I did my rudder & elevator trailing edges with the VHB tape and I set the rivets with a squeezer and a die filed down to match the angle of the TE. That technique worked well for me, with nicely finished rivets and straight edges. I'm wondering though with the flaps and ailerons am I better off using a gun & back-rivet plate, with the whole assembly weighted down on a table?
 
Proseal here. Whatever you do, it isn't going to stay the same once you start setting rivets. During the process of setting those rivets, if you go slow, you'll find that you can massage the "straightness" to your liking.


Agree with this. It's how I did mine.
 
I didn't use anything on mine.

I found that if you put the clecos in alternating sides, the flap will stay straight.

Then I counted the rivets and marked the center and end ones as #1. Then I divided those spaces in two and marked the center hole #2. I kept doing that until every hole was marked with a number.

Next, I ground down and polished a rivet set to match the angle of the flaps.

(click to enlarge)

With my modified rivet set, I carefully half squeezed the rivets. Inserting the three #1 rivets first, then the two #2 rivets, then the four #4 rivets, etc.

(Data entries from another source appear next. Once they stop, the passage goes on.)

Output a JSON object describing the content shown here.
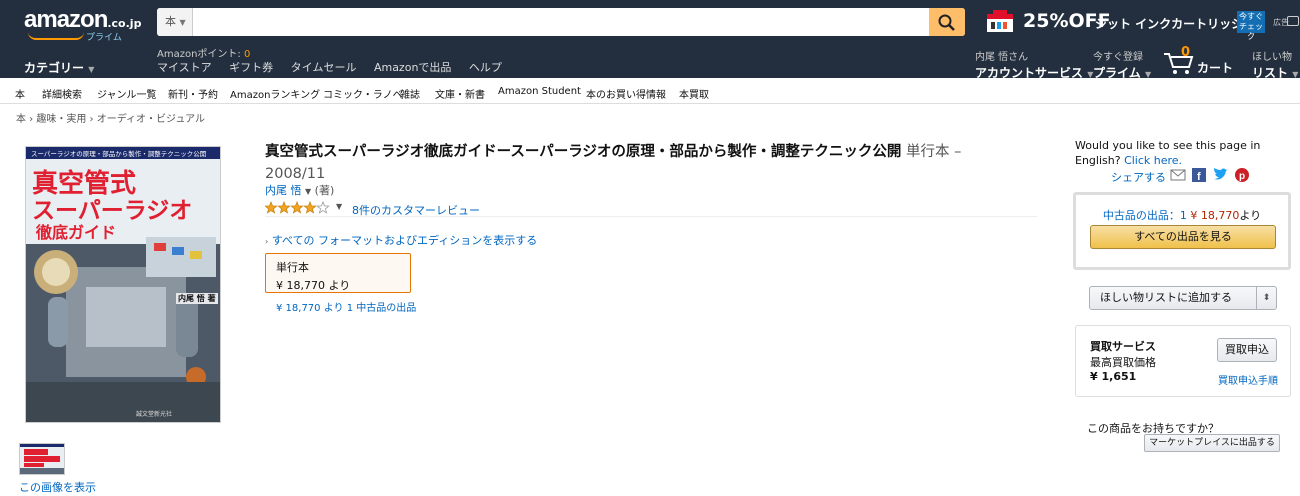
{
  "header": {
    "logo_text": "amazon",
    "logo_tld": ".co.jp",
    "logo_prime": "プライム",
    "search_scope": "本",
    "search_value": "",
    "promo_percent": "25%OFF",
    "promo_text": "ジット インクカートリッジ",
    "promo_check": "今すぐ チェック",
    "ad_label": "広告",
    "points_label": "Amazonポイント: ",
    "points_value": "0",
    "category_label": "カテゴリー",
    "subnav": [
      "マイストア",
      "ギフト券",
      "タイムセール",
      "Amazonで出品",
      "ヘルプ"
    ],
    "account_small": "内尾 悟さん",
    "account_big": "アカウントサービス",
    "prime_small": "今すぐ登録",
    "prime_big": "プライム",
    "cart_count": "0",
    "cart_label": "カート",
    "wishlist_small": "ほしい物",
    "wishlist_big": "リスト"
  },
  "secondary_nav": [
    "本",
    "詳細検索",
    "ジャンル一覧",
    "新刊・予約",
    "Amazonランキング",
    "コミック・ラノベ",
    "雑誌",
    "文庫・新書",
    "Amazon Student",
    "本のお買い得情報",
    "本買取"
  ],
  "breadcrumb": "本 › 趣味・実用 › オーディオ・ビジュアル",
  "cover": {
    "top_strip": "スーパーラジオの原理・部品から製作・調整テクニック公開",
    "line1": "真空管式",
    "line2": "スーパーラジオ",
    "line3": "徹底ガイド",
    "author": "内尾 悟 著",
    "publisher": "誠文堂新光社"
  },
  "thumb_link": "この画像を表示",
  "product": {
    "title": "真空管式スーパーラジオ徹底ガイドースーパーラジオの原理・部品から製作・調整テクニック公開",
    "format_suffix": " 単行本 –",
    "date": "2008/11",
    "author": "内尾 悟",
    "author_role": "(著)",
    "rating": 4,
    "reviews": "8件のカスタマーレビュー",
    "all_editions": "すべての フォーマットおよびエディションを表示する",
    "format_label": "単行本",
    "format_price": "¥ 18,770 より",
    "used_line": "¥ 18,770 より 1 中古品の出品"
  },
  "sidebar": {
    "english_prompt": "Would you like to see this page in English?",
    "english_link": "Click here.",
    "share_label": "シェアする",
    "used_label": "中古品の出品：1 ",
    "used_price": "¥ 18,770",
    "used_suffix": "より",
    "all_offers_button": "すべての出品を見る",
    "wishlist_button": "ほしい物リストに追加する",
    "tradein_heading": "買取サービス",
    "tradein_max": "最高買取価格",
    "tradein_value": "¥ 1,651",
    "tradein_button": "買取申込",
    "tradein_link": "買取申込手順",
    "own_question": "この商品をお持ちですか？",
    "marketplace_button": "マーケットプレイスに出品する"
  },
  "colors": {
    "header_bg": "#232f3e",
    "accent_orange": "#f90",
    "link_blue": "#0066c0",
    "price_red": "#b12704",
    "star_gold": "#f4a41c"
  }
}
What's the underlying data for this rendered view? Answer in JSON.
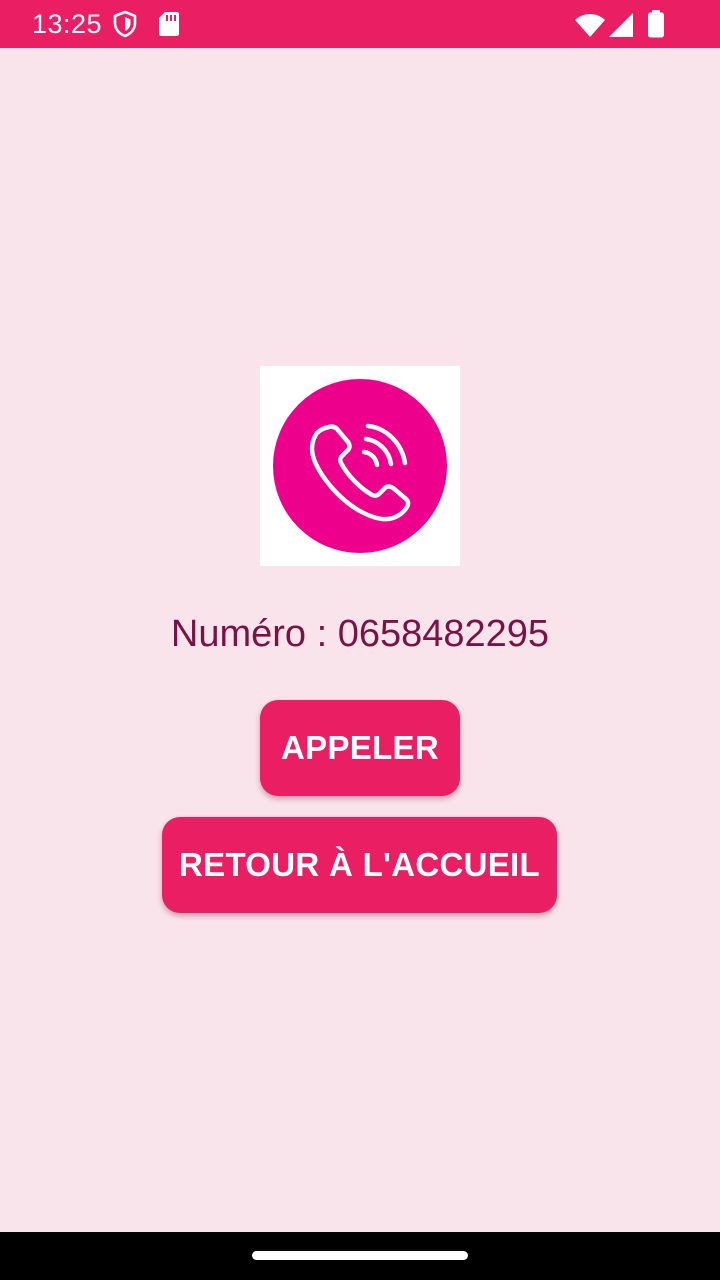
{
  "status_bar": {
    "time": "13:25",
    "color": "#e91e63",
    "icons": [
      "shield-icon",
      "sd-card-icon",
      "wifi-icon",
      "cell-signal-icon",
      "battery-icon"
    ]
  },
  "main": {
    "logo_icon": "phone-call-icon",
    "logo_color": "#ec008c",
    "number_label": "Numéro : 0658482295",
    "call_button_label": "APPELER",
    "home_button_label": "RETOUR À L'ACCUEIL",
    "button_color": "#e91e63",
    "background_color": "#fae4eb"
  },
  "nav_bar": {
    "home_handle": "gesture-handle"
  }
}
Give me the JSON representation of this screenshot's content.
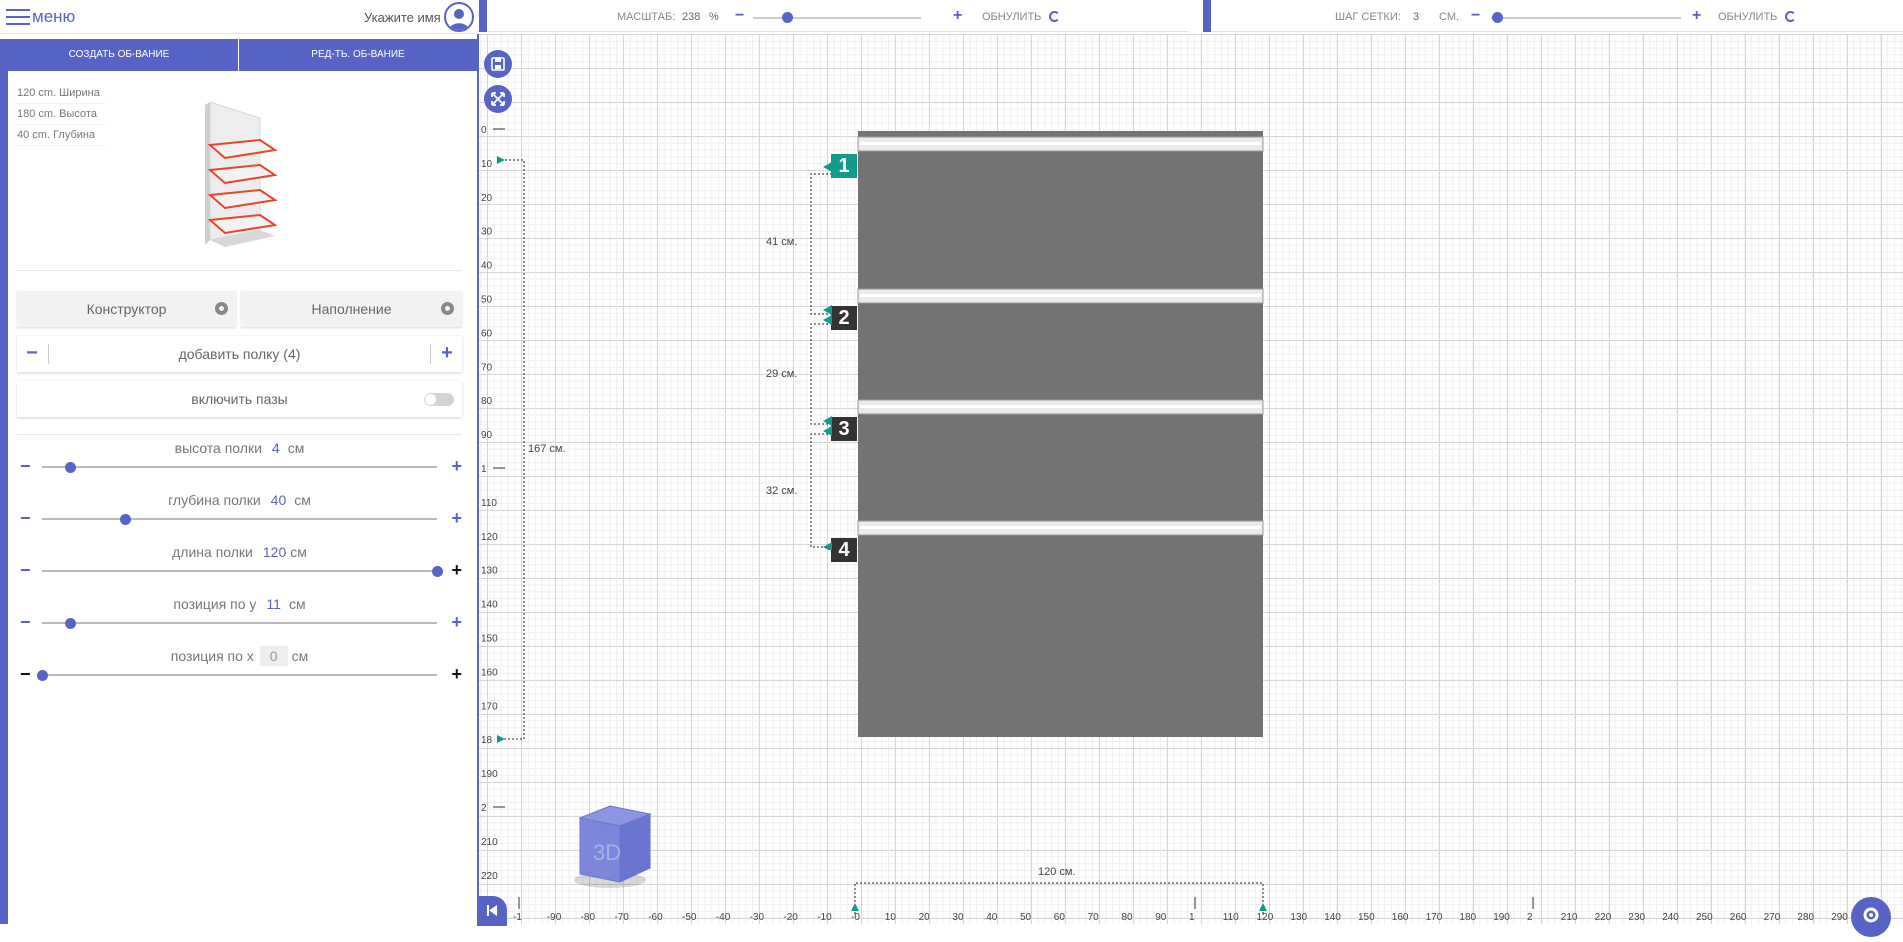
{
  "header": {
    "menu_label": "меню",
    "user_name": "Укажите имя"
  },
  "tabs": [
    {
      "label": "СОЗДАТЬ ОБ-ВАНИЕ"
    },
    {
      "label": "РЕД-ТЬ. ОБ-ВАНИЕ"
    }
  ],
  "dimensions": {
    "width": "120 cm. Ширина",
    "height": "180 cm. Высота",
    "depth": "40 cm. Глубина"
  },
  "buttons": {
    "constructor": "Конструктор",
    "filling": "Наполнение"
  },
  "add_shelf": {
    "label": "добавить полку (4)",
    "minus": "−",
    "plus": "+"
  },
  "grooves": {
    "label": "включить пазы",
    "enabled": false
  },
  "params": [
    {
      "label": "высота полки",
      "value": "4",
      "unit": "см",
      "level": 0.07
    },
    {
      "label": "глубина полки",
      "value": "40",
      "unit": "см",
      "level": 0.21
    },
    {
      "label": "длина полки",
      "value": "120",
      "unit": "см",
      "level": 1.0
    },
    {
      "label": "позиция по y",
      "value": "11",
      "unit": "см",
      "level": 0.07
    },
    {
      "label": "позиция по x",
      "value": "0",
      "unit": "см",
      "level": 0.0
    }
  ],
  "scale_bar": {
    "label": "МАСШТАБ:",
    "value": "238",
    "unit": "%",
    "reset": "ОБНУЛИТЬ",
    "level": 0.2
  },
  "grid_bar": {
    "label": "ШАГ СЕТКИ:",
    "value": "3",
    "unit": "СМ.",
    "reset": "ОБНУЛИТЬ",
    "level": 0.03
  },
  "drawing": {
    "shelf_labels": [
      "1",
      "2",
      "3",
      "4"
    ],
    "gaps": [
      "41 см.",
      "29 см.",
      "32 см."
    ],
    "total_height": "167 см.",
    "total_width": "120 см.",
    "cube_label": "3D",
    "v_ruler": [
      "0",
      "10",
      "20",
      "30",
      "40",
      "50",
      "60",
      "70",
      "80",
      "90",
      "1",
      "110",
      "120",
      "130",
      "140",
      "150",
      "160",
      "170",
      "18",
      "190",
      "2",
      "210",
      "220"
    ],
    "h_ruler": [
      "-1",
      "-90",
      "-80",
      "-70",
      "-60",
      "-50",
      "-40",
      "-30",
      "-20",
      "-10",
      "-0",
      "10",
      "20",
      "30",
      "40",
      "50",
      "60",
      "70",
      "80",
      "90",
      "1",
      "110",
      "120",
      "130",
      "140",
      "150",
      "160",
      "170",
      "180",
      "190",
      "2",
      "210",
      "220",
      "230",
      "240",
      "250",
      "260",
      "270",
      "280",
      "290",
      "3"
    ]
  },
  "colors": {
    "accent": "#5863c6",
    "board": "#737373",
    "teal": "#129b8a",
    "dark": "#333333"
  }
}
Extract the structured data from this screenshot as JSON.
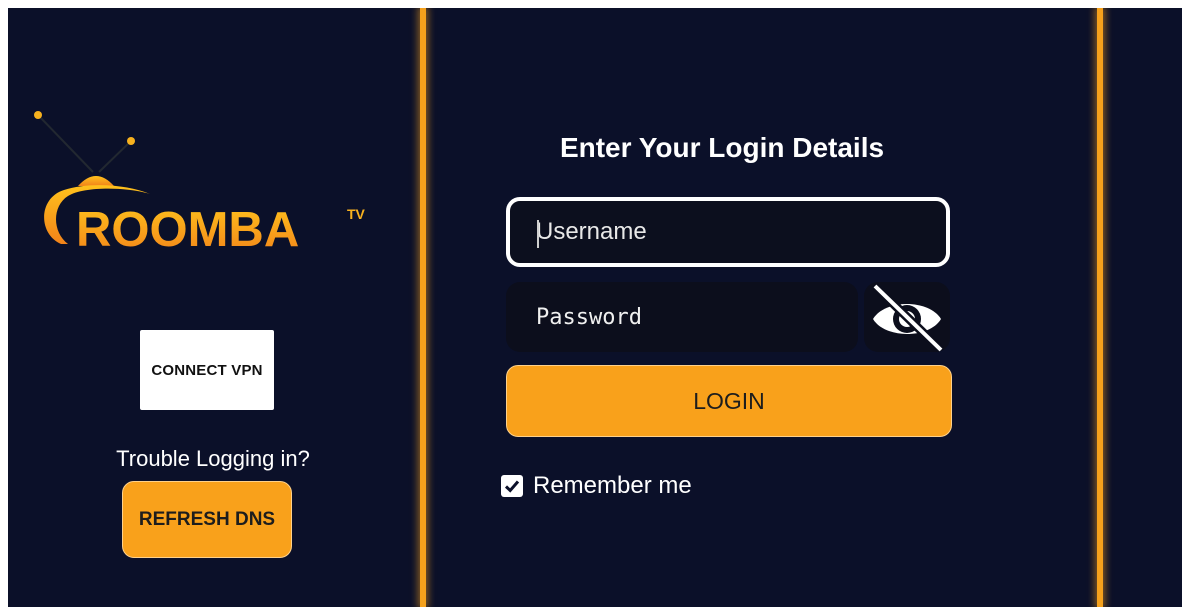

I also marked the rivets so that they would be inserted from different directions in each hole. Thus you would see a shop head, factory head, shop head, factory head, etc. as you looked down the surface. (Is that clear?)

After I half set each rivet, I went back in the same order and finished setting them. All my control surfaces are straight as an arrow.
 
The proseal and/or tape method is not just for keeping it straight, but also for keeping the trailing edge together and not stressing the rivets so that they start "working" and coming loose.

Adhesive is not a structural part of the design. All of the riveted trailing edge control surfaces used on RV?s would be considered acceptable if only rivets were used.
The adhesive was incorporated only to help with the assembly process.
 
On my 9A ailerons and flaps I used a rivet gun, back-rivet plate and lots of weight (sandbags) to keep things flat. No ProSeal or tape—just rivets. I was pleased with the results.